In the month of August, I can certainly point to some good trading opportunities. However, I can also point to many more opportunities that did not fare so well. So, what does one do? Do I subject myself to trading in a low risk environment or simply play the waiting game. This quote from Chris Lori's "Face the Trader Within" kind of sums it up nicely...
Our young friend, the gunslinger, goes hunting with his dad who has 30 years experience carefully stalking his prey and hunting them down. As the two of them head out toward the forest, gunslinger says to his dad; "Hey dad! Let’s run into the forest and shoot us a deer"!
Dad replies; "No, gunslinger; let’s quietly walk into the forest, hide ourselves, and wait for the deer to come out, once they are in perfect position, we shoot them all".
Patience is a key discipline of trading. It is ideal to wait for the market to move to a level of high probability to enter a trade, but waiting for the market to arrive at your prospective entry point can be no fun.

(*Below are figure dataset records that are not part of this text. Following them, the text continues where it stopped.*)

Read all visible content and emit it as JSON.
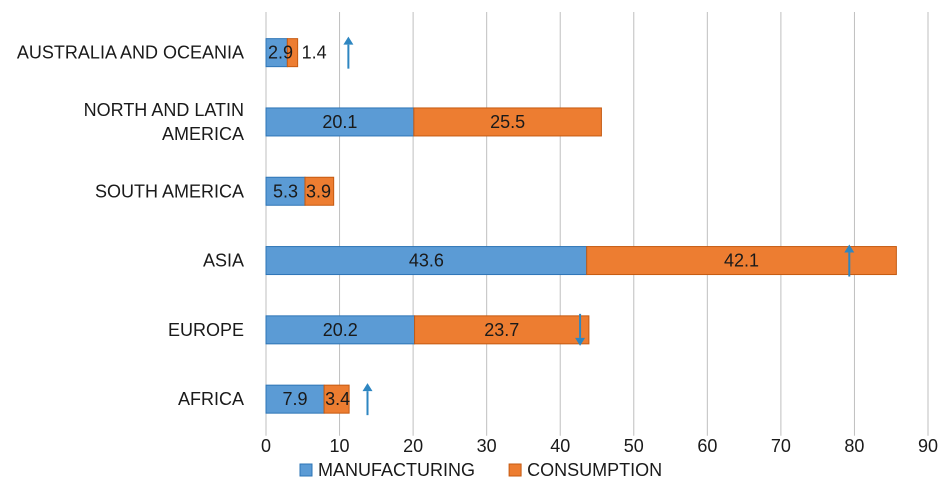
{
  "chart_data": {
    "type": "bar",
    "orientation": "horizontal",
    "stacked": true,
    "categories": [
      [
        "AUSTRALIA AND OCEANIA"
      ],
      [
        "NORTH AND LATIN",
        "AMERICA"
      ],
      [
        "SOUTH AMERICA"
      ],
      [
        "ASIA"
      ],
      [
        "EUROPE"
      ],
      [
        "AFRICA"
      ]
    ],
    "series": [
      {
        "name": "MANUFACTURING",
        "color": "#5b9bd5",
        "values": [
          2.9,
          20.1,
          5.3,
          43.6,
          20.2,
          7.9
        ]
      },
      {
        "name": "CONSUMPTION",
        "color": "#ed7d31",
        "values": [
          1.4,
          25.5,
          3.9,
          42.1,
          23.7,
          3.4
        ]
      }
    ],
    "xlim": [
      0,
      90
    ],
    "xticks": [
      0,
      10,
      20,
      30,
      40,
      50,
      60,
      70,
      80,
      90
    ],
    "grid": "vertical",
    "legend": "bottom",
    "arrows": [
      {
        "category": 0,
        "x": 11.2,
        "direction": "up",
        "color": "#2e86c1"
      },
      {
        "category": 3,
        "x": 79.3,
        "direction": "up",
        "color": "#2e86c1"
      },
      {
        "category": 4,
        "x": 42.7,
        "direction": "down",
        "color": "#2e86c1"
      },
      {
        "category": 5,
        "x": 13.8,
        "direction": "up",
        "color": "#2e86c1"
      }
    ]
  }
}
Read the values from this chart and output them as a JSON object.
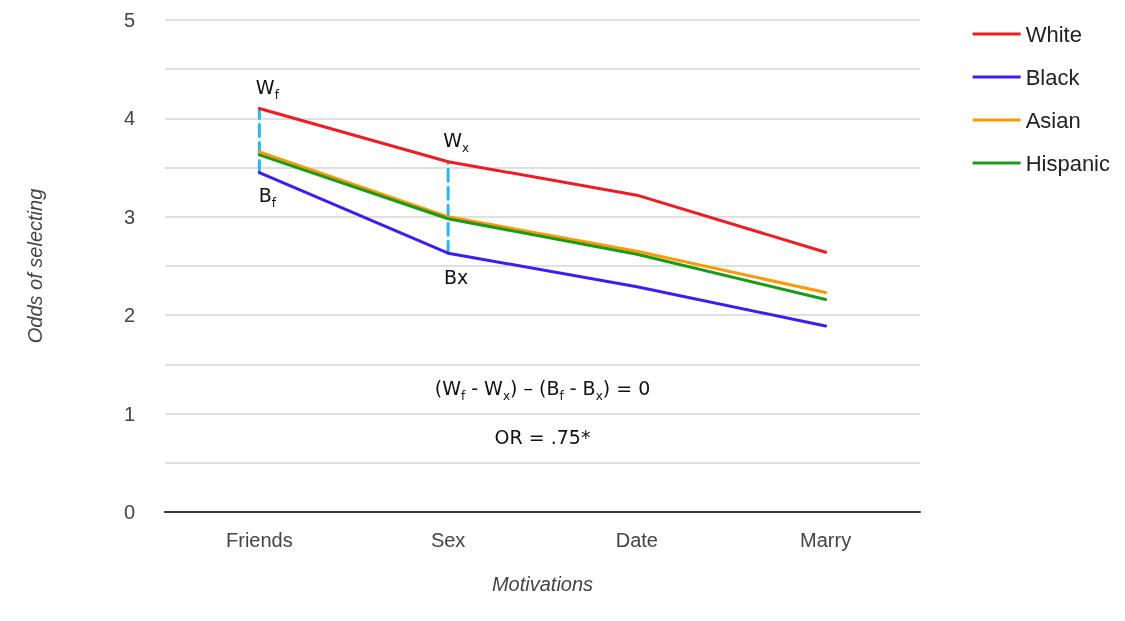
{
  "chart_data": {
    "type": "line",
    "xlabel": "Motivations",
    "ylabel": "Odds of selecting",
    "categories": [
      "Friends",
      "Sex",
      "Date",
      "Marry"
    ],
    "series": [
      {
        "name": "White",
        "color": "#ee1c25",
        "values": [
          4.1,
          3.56,
          3.22,
          2.64
        ]
      },
      {
        "name": "Black",
        "color": "#3b1ff2",
        "values": [
          3.45,
          2.63,
          2.29,
          1.89
        ]
      },
      {
        "name": "Asian",
        "color": "#ff9900",
        "values": [
          3.66,
          3.0,
          2.65,
          2.23
        ]
      },
      {
        "name": "Hispanic",
        "color": "#1a9a1a",
        "values": [
          3.63,
          2.98,
          2.62,
          2.16
        ]
      },
      {
        "color": "#29b6f6",
        "x": [
          "Friends",
          "Friends"
        ],
        "values": [
          3.45,
          4.1
        ],
        "line_style": "dashed"
      },
      {
        "color": "#29b6f6",
        "x": [
          "Sex",
          "Sex"
        ],
        "values": [
          2.63,
          3.56
        ],
        "line_style": "dashed"
      }
    ],
    "ylim": [
      0,
      5
    ],
    "yticks": [
      0,
      {
        "value": 0.5,
        "label": null
      },
      1,
      {
        "value": 1.5,
        "label": null
      },
      2,
      {
        "value": 2.5,
        "label": null
      },
      3,
      {
        "value": 3.5,
        "label": null
      },
      4,
      {
        "value": 4.5,
        "label": null
      },
      5
    ],
    "grid": "y",
    "legend": "top right",
    "marker": "none",
    "line_style": "solid",
    "annotations": [
      {
        "text": "W$_{f}$",
        "x": "Friends",
        "y": 4.1
      },
      {
        "text": "B$_{f}$",
        "x": "Friends",
        "y": 3.45
      },
      {
        "text": "W$_{x}$",
        "x": "Sex",
        "y": 3.56
      },
      {
        "text": "Bx",
        "x": "Sex",
        "y": 2.63
      },
      "(W$_{f}$ - W$_{x}$) – (B$_{f}$ - B$_{x}$) = 0",
      "OR = .75*"
    ]
  }
}
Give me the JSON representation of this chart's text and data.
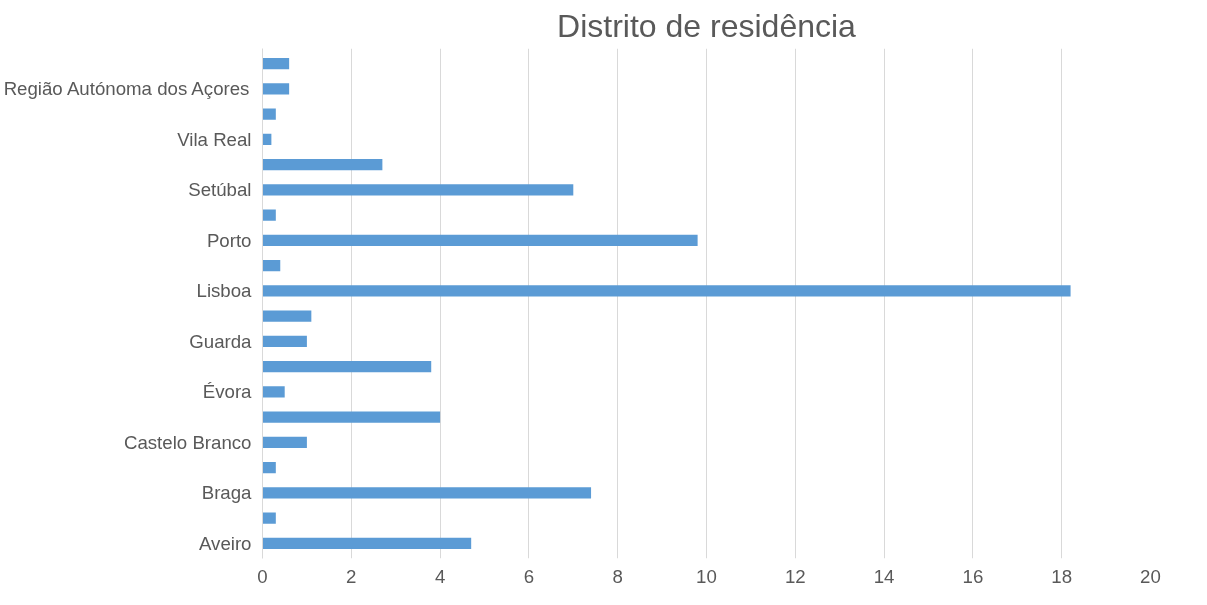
{
  "chart_data": {
    "type": "bar",
    "orientation": "horizontal",
    "title": "Distrito de residência",
    "categories": [
      null,
      "Região Autónoma dos Açores",
      null,
      "Vila Real",
      null,
      "Setúbal",
      null,
      "Porto",
      null,
      "Lisboa",
      null,
      "Guarda",
      null,
      "Évora",
      null,
      "Castelo Branco",
      null,
      "Braga",
      null,
      "Aveiro"
    ],
    "values": [
      0.6,
      0.6,
      0.3,
      0.2,
      2.7,
      7.0,
      0.3,
      9.8,
      0.4,
      18.2,
      1.1,
      1.0,
      3.8,
      0.5,
      4.0,
      1.0,
      0.3,
      7.4,
      0.3,
      4.7
    ],
    "color": "#5b9bd5",
    "xlim": [
      0,
      20
    ],
    "xticks": [
      0,
      2,
      4,
      6,
      8,
      10,
      12,
      14,
      16,
      18,
      20
    ],
    "grid": "x"
  }
}
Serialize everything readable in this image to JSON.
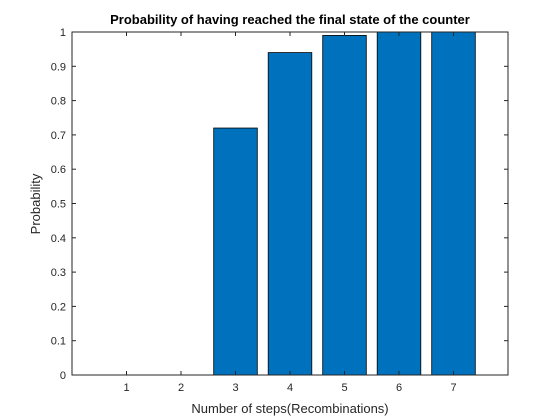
{
  "chart_data": {
    "type": "bar",
    "title": "Probability of having reached the final state of the counter",
    "xlabel": "Number of steps(Recombinations)",
    "ylabel": "Probability",
    "categories": [
      "1",
      "2",
      "3",
      "4",
      "5",
      "6",
      "7"
    ],
    "values": [
      0,
      0,
      0.72,
      0.94,
      0.99,
      1.0,
      1.0
    ],
    "xlim": [
      0,
      8
    ],
    "ylim": [
      0,
      1
    ],
    "yticks": [
      "0",
      "0.1",
      "0.2",
      "0.3",
      "0.4",
      "0.5",
      "0.6",
      "0.7",
      "0.8",
      "0.9",
      "1"
    ],
    "bar_color": "#0072BD",
    "grid": false,
    "box": true
  }
}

The human mind views making money as an enjoyable experience, because it inspires dreams of all the things one can have and do if they make a lot of money. For some reason, trading is considered an easy, or convenient, way to make a lot of money, but people do not resolve themselves to the fact that it is neither convenient, nor easy. In fact, people may find it so inconvenient, combined with their greedy desires to make money; they will frequently put on a trade without premise, because they are unwilling to wait for the proper time to enter a trade. They want to run into the bush and shoot at the first deer, regardless of what the probability is of hitting it.
I can assure you that this approach to trading will cause great pain, suffering and financial loss. Although the wait may seem agonizing at the time, I would prefer to endure a lengthy period of stalking a decisively good trade, rather than taking a shot in the dark and have to suffer through the pain of a poor decision. An irrational shot in the dark trade 8
typically results from focusing on greed and the thrill of making money, rather than possibility of loss and pain.
The markets will often go through a long period of consolidation or confused price action, which does not lend to good trading opportunities. If you do not have the ability to recognize and admit to the reality that the conditions for trading are undesirable, you will probably lose. If the market does not make sense to you, then stay out! On the contrary, the ability to wait through market indecision can pay very well when one side of the market begins to take control. You will end up with a twofold benefit; you will save from losing money in the choppy conditions, and you may reap considerable benefit when the market breaks out.
If you run into the market like a gunslinger and begin to shoot at anything that moves, you will probably have run out of bullets when a prime target walks right in front of you.
Becoming a good trader to me is not about wins and losses, but knowing when to trade (that will take care of the wins and losses). That has become more clear to me this month than ever. Part of becoming a good trader is accepting certain trues whether you want to or not. Being stubborn only sets you back. Chris's techniques have enabled me to grow my account consistantly. Once you are consistantly growing, you must take the next step of growth which is looking at the overall environment and recognizing whether it is a higher risk and less probable one or continue trading away. This is where I think I need to focus my efforts more, just to insure that I am the trader I need to be to bring ultimate success.